KPMG’s Kardos explained that “there are still problems within the industry.” Dr. Fülöp and Mónus said some of their peers struggled to be taken seriously from both clients and partners. Both also emphasized that their current companies had many women in management positions and they were proud to work with them. One person in a position of leadership, WoltersKluwer’s Kézdi, talked about how much she enjoyed mentoring young women and watching them blossom in the workplace.
The main takeaway from the mentors was how important a supportive environment is when it comes to pushing women in law to excel.
Mónus, Bana, and Fülöp all talked about how women don’t have to apologize for being women or conform to masculine expectations. The legal industry is an environment that each of these female mentors has fostered or excelled in. For younger women starting out, the future of the legal sector looks bright, but they must be prepared. “By standing together, helping one another, and mentoring each other, women can achieve a lot more than if they only watch out for themselves,” Mónus said.

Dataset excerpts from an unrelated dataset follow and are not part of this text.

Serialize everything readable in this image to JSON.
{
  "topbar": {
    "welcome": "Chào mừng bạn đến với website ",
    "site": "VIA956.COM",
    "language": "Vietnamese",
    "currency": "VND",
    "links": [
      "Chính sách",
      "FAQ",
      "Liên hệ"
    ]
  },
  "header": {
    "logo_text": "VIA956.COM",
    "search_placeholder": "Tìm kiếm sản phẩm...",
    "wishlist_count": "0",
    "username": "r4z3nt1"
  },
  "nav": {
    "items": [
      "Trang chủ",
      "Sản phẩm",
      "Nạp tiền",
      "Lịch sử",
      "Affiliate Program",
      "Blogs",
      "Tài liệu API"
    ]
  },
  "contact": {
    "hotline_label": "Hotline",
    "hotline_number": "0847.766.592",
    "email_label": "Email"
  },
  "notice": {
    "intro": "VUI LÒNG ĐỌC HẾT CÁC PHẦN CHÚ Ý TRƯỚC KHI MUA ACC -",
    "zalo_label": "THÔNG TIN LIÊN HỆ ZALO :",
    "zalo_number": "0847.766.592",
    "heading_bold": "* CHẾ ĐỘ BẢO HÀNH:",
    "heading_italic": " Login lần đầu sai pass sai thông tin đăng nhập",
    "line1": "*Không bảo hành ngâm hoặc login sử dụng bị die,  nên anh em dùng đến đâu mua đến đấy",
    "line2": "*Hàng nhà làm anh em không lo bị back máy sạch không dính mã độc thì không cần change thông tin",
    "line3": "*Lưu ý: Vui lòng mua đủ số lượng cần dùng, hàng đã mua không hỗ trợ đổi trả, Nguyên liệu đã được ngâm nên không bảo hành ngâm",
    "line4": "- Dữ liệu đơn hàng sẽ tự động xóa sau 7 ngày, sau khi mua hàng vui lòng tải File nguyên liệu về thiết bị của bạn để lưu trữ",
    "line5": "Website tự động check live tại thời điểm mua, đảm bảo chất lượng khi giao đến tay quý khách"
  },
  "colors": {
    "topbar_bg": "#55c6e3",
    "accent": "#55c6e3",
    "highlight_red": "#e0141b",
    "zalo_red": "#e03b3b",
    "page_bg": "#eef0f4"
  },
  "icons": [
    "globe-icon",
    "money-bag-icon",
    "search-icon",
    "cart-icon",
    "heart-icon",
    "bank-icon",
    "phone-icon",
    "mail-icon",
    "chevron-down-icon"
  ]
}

The winning teams will go onto the next round of the Global Legal Hackathon and Andrea Miskolczi, Cheif Innovation officer at Wolf Theiss has been nominated by the Hungarian team to be a Jury member for the international competition. Miskolczi said that she was “encouraged to see so many teams with female members who were active participants.” She looks forward to seeing international teams’ presentations from countries that are risk-takers in the legal field and have more law firms with legal tech enterprises. She thinks it will be interesting to compare their presentations to her own perceptions that she has gained from attending many conferences and talking to different lawyers.